Engineers recently took one of NASA’s two Crawler Transporters for a test spin around the block at Kennedy Space Center. It was an opportunity to test modifications to the  Crawlers to prepare them to carry the Space Launch System rocket to the launch pad – with both being upgraded with the ability to carry 14.2 million pounds of heavy-lift hardware.

Adapter ring complete!

A celebration at Marshall Space Flight Center for completion of the adapter that will connect the Orion spacecraft to a Delta IV rocket on Orion’s first flight test to space, in September. In mid-March, the adapter will be shipped to the United Launch Alliance facility in Decatur, Alabama, where the Delta IV is being constructed – and eventually on to Florida’s Cape Canaveral ahead of Orion’s mission. During that first mission, called Exploration Flight Test-1, the un-inhabited Orion will travel about 36-hundred miles above Earth and re-enter the atmosphere at about 20-thousand miles per hour. Data from the flight will help engineers prepare Orion for its first Space Launch System mission in 2017.

Engine test (AJ-26)

A team of engineers conducted a hot-fire test of an AJ26 engine on the E-1 test stand at Stennis Space Center. After post-test inspections and flight prep activities, the engine will ship to Wallops Flight Facility. The AJ26 powers the first stage of Orbital’s Sciences’ Antares rocket – which launches the company’s Cygnus spacecraft from Wallops, on supply missions to the ISS. NASA, Orbital, Aerojet Rocketdyne and Lockheed Martin conducts testing of the first-stage engines.

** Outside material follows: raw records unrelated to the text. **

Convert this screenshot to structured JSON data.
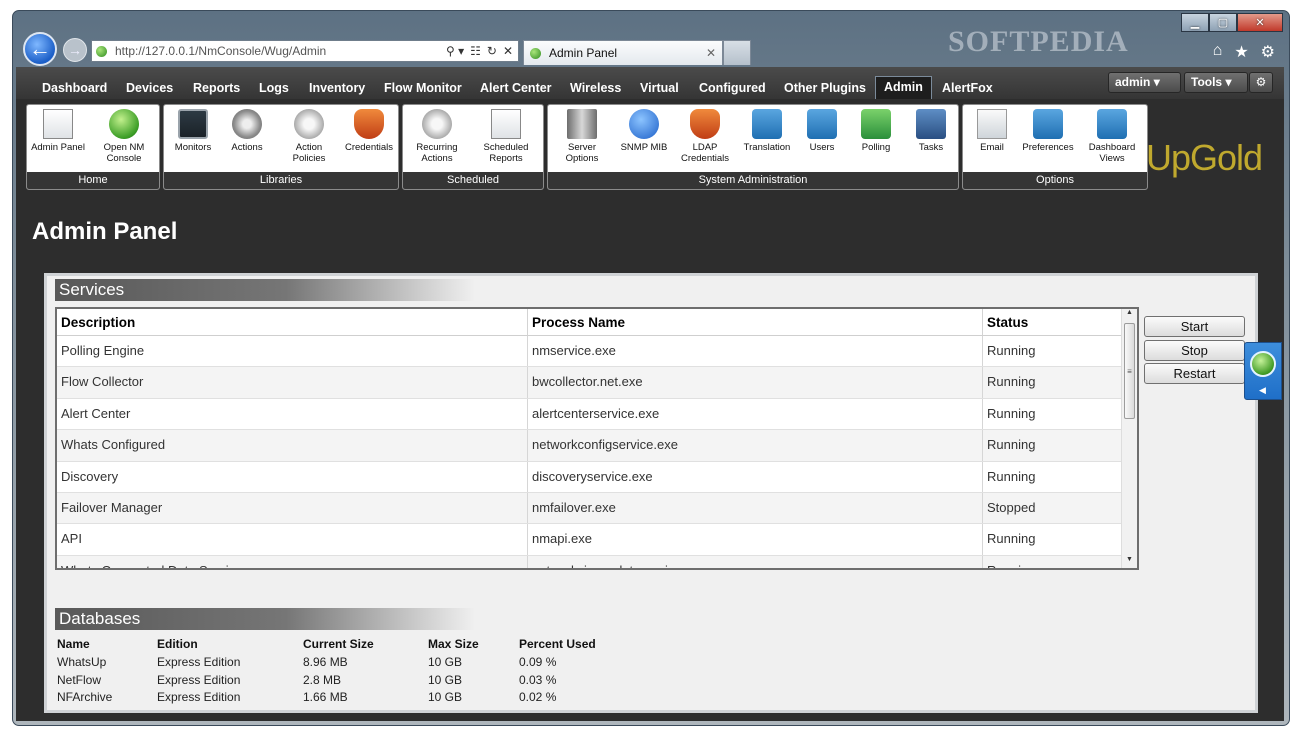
{
  "browser": {
    "url": "http://127.0.0.1/NmConsole/Wug/Admin",
    "tab_title": "Admin Panel",
    "watermark": "SOFTPEDIA",
    "address_icons": [
      "magnifier-icon",
      "compat-icon",
      "refresh-icon",
      "stop-icon"
    ],
    "tool_icons": [
      "home-icon",
      "favorites-icon",
      "gear-icon"
    ]
  },
  "nav": {
    "items": [
      "Dashboard",
      "Devices",
      "Reports",
      "Logs",
      "Inventory",
      "Flow Monitor",
      "Alert Center",
      "Wireless",
      "Virtual",
      "Configured",
      "Other Plugins",
      "Admin",
      "AlertFox"
    ],
    "active": "Admin",
    "user": "admin",
    "tools": "Tools"
  },
  "ribbon": {
    "home": {
      "caption": "Home",
      "buttons": [
        "Admin Panel",
        "Open NM Console"
      ]
    },
    "libraries": {
      "caption": "Libraries",
      "buttons": [
        "Monitors",
        "Actions",
        "Action Policies",
        "Credentials"
      ]
    },
    "scheduled": {
      "caption": "Scheduled",
      "buttons": [
        "Recurring Actions",
        "Scheduled Reports"
      ]
    },
    "sysadmin": {
      "caption": "System Administration",
      "buttons": [
        "Server Options",
        "SNMP MIB",
        "LDAP Credentials",
        "Translation",
        "Users",
        "Polling",
        "Tasks"
      ]
    },
    "options": {
      "caption": "Options",
      "buttons": [
        "Email",
        "Preferences",
        "Dashboard Views"
      ]
    },
    "logo_text": "UpGold"
  },
  "page": {
    "title": "Admin Panel"
  },
  "services": {
    "title": "Services",
    "columns": [
      "Description",
      "Process Name",
      "Status"
    ],
    "rows": [
      [
        "Polling Engine",
        "nmservice.exe",
        "Running"
      ],
      [
        "Flow Collector",
        "bwcollector.net.exe",
        "Running"
      ],
      [
        "Alert Center",
        "alertcenterservice.exe",
        "Running"
      ],
      [
        "Whats Configured",
        "networkconfigservice.exe",
        "Running"
      ],
      [
        "Discovery",
        "discoveryservice.exe",
        "Running"
      ],
      [
        "Failover Manager",
        "nmfailover.exe",
        "Stopped"
      ],
      [
        "API",
        "nmapi.exe",
        "Running"
      ],
      [
        "Whats Connected Data Service",
        "networkviewerdataservice.exe",
        "Running"
      ]
    ],
    "buttons": {
      "start": "Start",
      "stop": "Stop",
      "restart": "Restart"
    }
  },
  "databases": {
    "title": "Databases",
    "columns": [
      "Name",
      "Edition",
      "Current Size",
      "Max Size",
      "Percent Used"
    ],
    "rows": [
      [
        "WhatsUp",
        "Express Edition",
        "8.96 MB",
        "10 GB",
        "0.09 %"
      ],
      [
        "NetFlow",
        "Express Edition",
        "2.8 MB",
        "10 GB",
        "0.03 %"
      ],
      [
        "NFArchive",
        "Express Edition",
        "1.66 MB",
        "10 GB",
        "0.02 %"
      ]
    ]
  }
}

Progress up, Progress down

An ISS Progress 54 cargo craft launched from the Baikonur Cosmodrome in Kazakhstan on February 5 – and six hours later docked to the International Space Station with almost three tons of food, supplies and experiments for the station’s Expedition 38 crew. Arrival of the new Progress followed the undocking from the ISS of the old Progress 52 cargo ship, just two days earlier.

Got a challenge idea?

If you’ve got an idea for a new challenge for NASA’s Centennial Challenges program you can submit it through March 2014. If your idea is selected you’ll get the chance to help run the challenge. Centennial Challenges gives entrepreneurs an opportunity to demonstrate new technology solutions that can benefit NASA and the nation. For more info go to www.nasa.gov/challenges.

And that’s what’s up … This Week at NASA.